In 2017, the SEC charged Rio Tinto and the two execs with a "scheme liability" under Rule 10b-5 subparagraphs (a) and (c). https://www.sec.gov/litigation/complaints/2017/comp-pr2017-196.pdf. The SEC did not charge the execs with "making" a material misrepresentation or omission, because they did neither - they just withheld what they knew from the board and the auditors. Of course, their silence raises other issues - Rio Tinto's filings were surely inaccurate as a result -- but fraud under Rule 10b-5(b) was not one of them.
Not to be deterred, the SEC argued that hiding bad information from the board and auditors knowing that would make the filed financials inaccurate amounted to a "scheme" to defraud under subparagraphs (a) and (c) even if the misrepresentation or omission can't be charged under subparagraph (b).

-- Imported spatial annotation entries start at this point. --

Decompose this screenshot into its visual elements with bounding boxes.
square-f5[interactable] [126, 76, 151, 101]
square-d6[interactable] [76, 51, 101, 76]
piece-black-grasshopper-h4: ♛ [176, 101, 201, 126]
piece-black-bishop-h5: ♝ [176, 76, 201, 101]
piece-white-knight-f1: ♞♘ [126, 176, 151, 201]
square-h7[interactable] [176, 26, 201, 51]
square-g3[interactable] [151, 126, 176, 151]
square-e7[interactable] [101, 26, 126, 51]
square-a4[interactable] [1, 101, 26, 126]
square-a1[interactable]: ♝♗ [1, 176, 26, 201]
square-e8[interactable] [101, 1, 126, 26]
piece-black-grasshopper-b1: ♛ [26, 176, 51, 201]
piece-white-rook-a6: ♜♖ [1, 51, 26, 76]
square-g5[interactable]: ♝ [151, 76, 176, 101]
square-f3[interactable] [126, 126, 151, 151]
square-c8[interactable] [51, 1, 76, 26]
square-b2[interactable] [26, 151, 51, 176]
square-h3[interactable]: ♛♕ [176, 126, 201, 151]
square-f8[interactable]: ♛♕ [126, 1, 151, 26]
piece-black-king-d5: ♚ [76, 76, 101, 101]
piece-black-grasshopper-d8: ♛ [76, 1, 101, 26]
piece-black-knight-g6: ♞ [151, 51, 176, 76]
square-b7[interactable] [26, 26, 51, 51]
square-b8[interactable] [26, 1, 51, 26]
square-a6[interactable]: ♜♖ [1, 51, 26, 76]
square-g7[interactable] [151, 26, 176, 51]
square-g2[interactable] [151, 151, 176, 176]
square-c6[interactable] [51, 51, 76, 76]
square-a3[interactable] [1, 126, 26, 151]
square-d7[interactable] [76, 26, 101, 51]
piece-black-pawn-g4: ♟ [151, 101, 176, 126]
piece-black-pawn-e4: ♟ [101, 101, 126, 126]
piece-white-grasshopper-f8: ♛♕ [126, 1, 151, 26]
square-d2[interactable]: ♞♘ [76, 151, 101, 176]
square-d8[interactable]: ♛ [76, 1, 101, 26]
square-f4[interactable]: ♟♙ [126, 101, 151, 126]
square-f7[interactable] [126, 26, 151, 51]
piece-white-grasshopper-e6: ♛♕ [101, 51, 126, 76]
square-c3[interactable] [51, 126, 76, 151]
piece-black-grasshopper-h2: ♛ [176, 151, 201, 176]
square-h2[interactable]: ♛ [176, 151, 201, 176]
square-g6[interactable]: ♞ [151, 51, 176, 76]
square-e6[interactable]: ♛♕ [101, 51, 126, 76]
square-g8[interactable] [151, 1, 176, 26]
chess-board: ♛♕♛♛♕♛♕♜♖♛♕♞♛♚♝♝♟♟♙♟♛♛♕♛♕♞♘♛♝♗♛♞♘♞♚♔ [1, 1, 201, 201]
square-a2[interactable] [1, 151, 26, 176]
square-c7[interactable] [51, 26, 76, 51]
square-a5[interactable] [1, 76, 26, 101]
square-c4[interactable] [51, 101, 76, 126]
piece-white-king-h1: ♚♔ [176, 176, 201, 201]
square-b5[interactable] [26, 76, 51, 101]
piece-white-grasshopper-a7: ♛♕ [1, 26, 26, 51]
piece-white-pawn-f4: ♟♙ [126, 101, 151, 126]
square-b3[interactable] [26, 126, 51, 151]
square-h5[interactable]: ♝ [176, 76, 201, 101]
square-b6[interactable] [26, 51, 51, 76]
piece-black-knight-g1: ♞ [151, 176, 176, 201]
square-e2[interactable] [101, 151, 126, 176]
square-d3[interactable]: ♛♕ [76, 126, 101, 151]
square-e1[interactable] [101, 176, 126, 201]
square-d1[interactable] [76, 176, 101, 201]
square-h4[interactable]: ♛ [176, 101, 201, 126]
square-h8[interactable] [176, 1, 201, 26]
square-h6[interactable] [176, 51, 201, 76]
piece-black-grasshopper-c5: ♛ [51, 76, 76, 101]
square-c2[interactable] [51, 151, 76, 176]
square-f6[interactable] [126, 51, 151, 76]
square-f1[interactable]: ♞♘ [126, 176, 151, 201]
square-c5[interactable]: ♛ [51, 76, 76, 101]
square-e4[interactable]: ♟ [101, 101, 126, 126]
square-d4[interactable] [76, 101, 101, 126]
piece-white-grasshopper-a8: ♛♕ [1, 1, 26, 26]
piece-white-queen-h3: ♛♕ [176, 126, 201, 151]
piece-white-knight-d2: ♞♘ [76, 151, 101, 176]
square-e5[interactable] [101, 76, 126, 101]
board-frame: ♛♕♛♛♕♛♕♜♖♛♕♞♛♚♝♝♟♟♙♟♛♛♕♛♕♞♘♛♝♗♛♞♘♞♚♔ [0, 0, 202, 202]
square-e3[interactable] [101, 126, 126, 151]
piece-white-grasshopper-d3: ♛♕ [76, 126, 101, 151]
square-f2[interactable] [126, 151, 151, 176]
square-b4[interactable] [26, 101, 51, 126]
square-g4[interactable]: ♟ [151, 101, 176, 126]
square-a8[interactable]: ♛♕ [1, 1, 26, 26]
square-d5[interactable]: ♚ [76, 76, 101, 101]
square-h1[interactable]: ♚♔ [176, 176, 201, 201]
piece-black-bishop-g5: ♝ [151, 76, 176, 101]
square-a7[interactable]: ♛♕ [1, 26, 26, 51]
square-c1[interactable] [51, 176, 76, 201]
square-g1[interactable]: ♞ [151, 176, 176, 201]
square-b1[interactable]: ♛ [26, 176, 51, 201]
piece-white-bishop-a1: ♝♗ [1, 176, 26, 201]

The SEC lost that case in the district court, and took the matter to the Second Circuit. Last week, that court ruled that "scheme liability" under Rule 10b-5(a) and (c) could not be based solely on the existence of a material misrepresentation or omission - there had to be more, like the dissemination that the Supreme Court referred to in Lorenzo. But in the Rio Tinto case, "There is no allegation that the Rio Tinto defendants disseminated false statements; the SEC alleged 'only that [the defendants] failed to prevent misleading statements from being disseminated by others.' "
This all makes sense. Sure, the SEC, as lazy as the rest of us, will do what it can to make life easy for itself. But if the mere making of a misrepresentation or omission can prove a scheme, then there really is no difference between any of the three subdivisions of Rule 10b-5. And so, for now, if all you do is lie and sit back to see what happens, you aren't violating Rule 10b-5.
And yet, it's a loophole. There's no question that Rio Tinto's 2 execs sitting on their bad information, knowing the investing public is being deceived, was morally suspect. Rio Tinto fired them when the board found out, and Dante's circles may still await them. Hell catches all kinds like that, even when the securities laws don't.